Un panorama in miglioramento quello dell’Apf Valtellina, la scuola professionale di Palazzo Muzio, che dopo un triennio di calo nelle iscrizioni mostra incoraggianti segnali di ripresa.
A fare il punto della situazione è stato il direttore Evaristo Pini nel corso dell’ultimo consiglio provinciale, chiamato ad approvare il programma annuale 2026 e il budget economico annuale e triennale 2026-2028 dell’Azienda speciale, insieme alla revisione dello statuto.
Confermati
Gli studenti iscritti agli otto corsi di formazione - tutti confermati anche per il prossimo anno scolastico - sono attualmente 258 a Sondrio (erano 274 l’anno precedente) e 88 a Sondalo (erano 91), oltre ai 12 del quinto anno di Sondalo. Tuttavia, le nuove iscrizioni mostrano un rinnovato interesse.

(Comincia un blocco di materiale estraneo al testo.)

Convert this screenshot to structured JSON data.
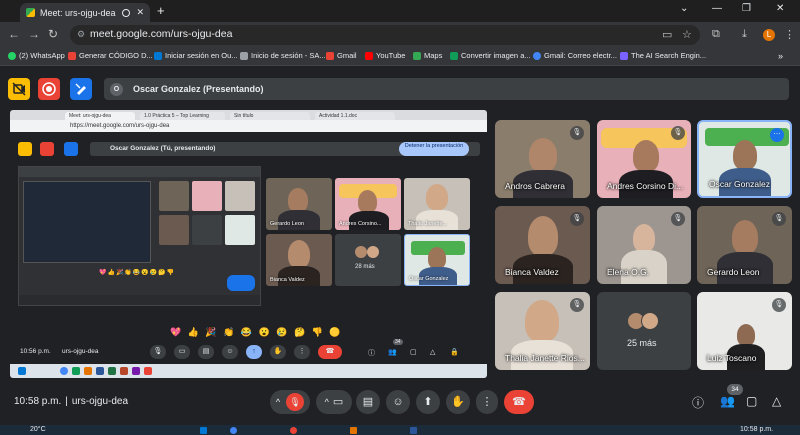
{
  "browser": {
    "tab_title": "Meet: urs-ojgu-dea",
    "url": "meet.google.com/urs-ojgu-dea",
    "new_tab": "+",
    "profile_initial": "L",
    "window_controls": [
      "⌄",
      "—",
      "❐",
      "✕"
    ]
  },
  "bookmarks": [
    {
      "label": "(2) WhatsApp",
      "color": "#25d366"
    },
    {
      "label": "Generar CÓDIGO D...",
      "color": "#ea4335"
    },
    {
      "label": "Iniciar sesión en Ou...",
      "color": "#0078d4"
    },
    {
      "label": "Inicio de sesión - SA...",
      "color": "#9aa0a6"
    },
    {
      "label": "Gmail",
      "color": "#ea4335"
    },
    {
      "label": "YouTube",
      "color": "#ff0000"
    },
    {
      "label": "Maps",
      "color": "#34a853"
    },
    {
      "label": "Convertir imagen a...",
      "color": "#0f9d58"
    },
    {
      "label": "Gmail: Correo electr...",
      "color": "#4285f4"
    },
    {
      "label": "The AI Search Engin...",
      "color": "#7b61ff"
    }
  ],
  "header": {
    "presenter_initial": "O",
    "presenter_label": "Oscar Gonzalez (Presentando)"
  },
  "shared_screen": {
    "inner_tabs": [
      "Meet: urs-ojgu-dea",
      "1.0 Práctica 5 – Top Learning",
      "Sin título",
      "Actividad 1.1.doc"
    ],
    "inner_url": "https://meet.google.com/urs-ojgu-dea",
    "inner_presenter": "Oscar Gonzalez (Tú, presentando)",
    "stop_button": "Detener la presentación",
    "tiles": [
      {
        "name": "Gerardo Leon"
      },
      {
        "name": "Andres Corsino..."
      },
      {
        "name": "Thalia Janette..."
      },
      {
        "name": "Bianca Valdez"
      },
      {
        "name": "28 más"
      },
      {
        "name": "Oscar Gonzalez"
      }
    ],
    "emojis": "💖 👍 🎉 👏 😂 😮 😢 🤔 👎 🟡",
    "inner_clock": "10:56 p.m.",
    "inner_code": "urs-ojgu-dea",
    "inner_count": "34"
  },
  "participants": [
    {
      "name": "Andros Cabrera",
      "bg": "#8a7d6c",
      "skin": "#b0866a"
    },
    {
      "name": "Andres Corsino Di...",
      "bg": "#e8b0b8",
      "skin": "#a77a5e"
    },
    {
      "name": "Oscar Gonzalez",
      "bg": "#dfe8e4",
      "skin": "#9c7458"
    },
    {
      "name": "Bianca Valdez",
      "bg": "#6b5a50",
      "skin": "#b58b6e"
    },
    {
      "name": "Elena O.G.",
      "bg": "#9c9590",
      "skin": "#d6b59c"
    },
    {
      "name": "Gerardo Leon",
      "bg": "#6e6458",
      "skin": "#a57c60"
    },
    {
      "name": "Thalia Janette Rios...",
      "bg": "#c7c0b8",
      "skin": "#d1a888"
    },
    {
      "name": "25 más",
      "bg": "#3c4043",
      "skin": ""
    },
    {
      "name": "Luiz Toscano",
      "bg": "#e9e9e7",
      "skin": "#8f6a52"
    }
  ],
  "bottom": {
    "time": "10:58 p.m.",
    "separator": "|",
    "meeting_code": "urs-ojgu-dea",
    "participants_count": "34"
  },
  "taskbar": {
    "temperature": "20°C",
    "time": "10:58 p.m."
  },
  "colors": {
    "end_call": "#ea4335",
    "mic_off": "#ea4335",
    "accent": "#8ab4f8",
    "meet_bg": "#202124"
  }
}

«Stiamo risalendo la china dopo gli ultimi tre anni di difficoltà - ha spiegato Pini nella sala degli encausti-. Al momento, per il primo anno abbiamo 20 iscritti a Sondrio e 9 a Sondalo, ma contiamo che durante l’estate si aggiungano altri numeri. Pensiamo di poter arrivare a un totale di circa 380 ragazzi».
Dinamiche
Nonostante le dinamiche demografiche negative e i pregiudizi culturali che ancora gravano sulla formazione professionale, la scuola è riuscita, anche grazie alle numerose attività formative e ai progetti speciali, a invertire la tendenza negativa.
Permane però una criticità in un ambito specifico: la formazione del personale di sala, camerieri e maître. «È un settore che, nonostante la forte richiesta del mercato, è in grande sofferenza – ammette Pini senza celare una certa preoccupazione -, a differenza della cucina, che continua a esercitare un forte fascino sociale anche grazie ai numerosi programmi televisivi».
Tiene invece il settore benessere, così come quelli più tradizionalmente legati alla cultura locale, come l’edilizia e l’agricoltura-allevamento, «che - conferma Pini – mostrano un dato storico consolidato».
Sul tema del calo demografico, sollevato dalla consigliera Roberta Songini, il direttore ha sottolineato come una parte delle iscrizioni mancanti sia compensata dagli studenti di origine straniera, che rappresentano il 20-30% del totale dei ragazzi.
Nella direzione di rendere più attrattivo il percorso professionale vanno tutte le iniziative pensate per rendere la scuola innovativa e competitiva, superando i pregiudizi culturali ancora diffusi. «Il nostro obiettivo – ha concluso Pini – è aumentare l’attrattività della scuola e invertire il trend negativo degli ultimi anni, soprattutto a Sondrio. I primi numeri ci confortano in questo senso». Va inoltre ricordato che la sede Apf di via Besta ospita anche il corso di Ingegneria informatica del Politecnico di Milano.
Il consigliere Patrizio Del Nero ha, infine, chiesto aggiornamenti sull’ipotesi, avanzata tempo fa, di una possibile fusione tra il Centro di formazione professionale Cfpa di Casargo - Azienda speciale della Provincia di Lecco, diretta dal valtellinese Alan Vaninetti - e l’Apf Valtellina. Un’operazione pensata proprio per contrastare il calo demografico e la diffidenza verso la formazione professionale, rispondendo al contempo alle crescenti esigenze del mondo del lavoro. «Al momento siamo fermi – ha chiarito Pini – non avendo ricevuto una risposta chiara dalla Provincia di Lecco».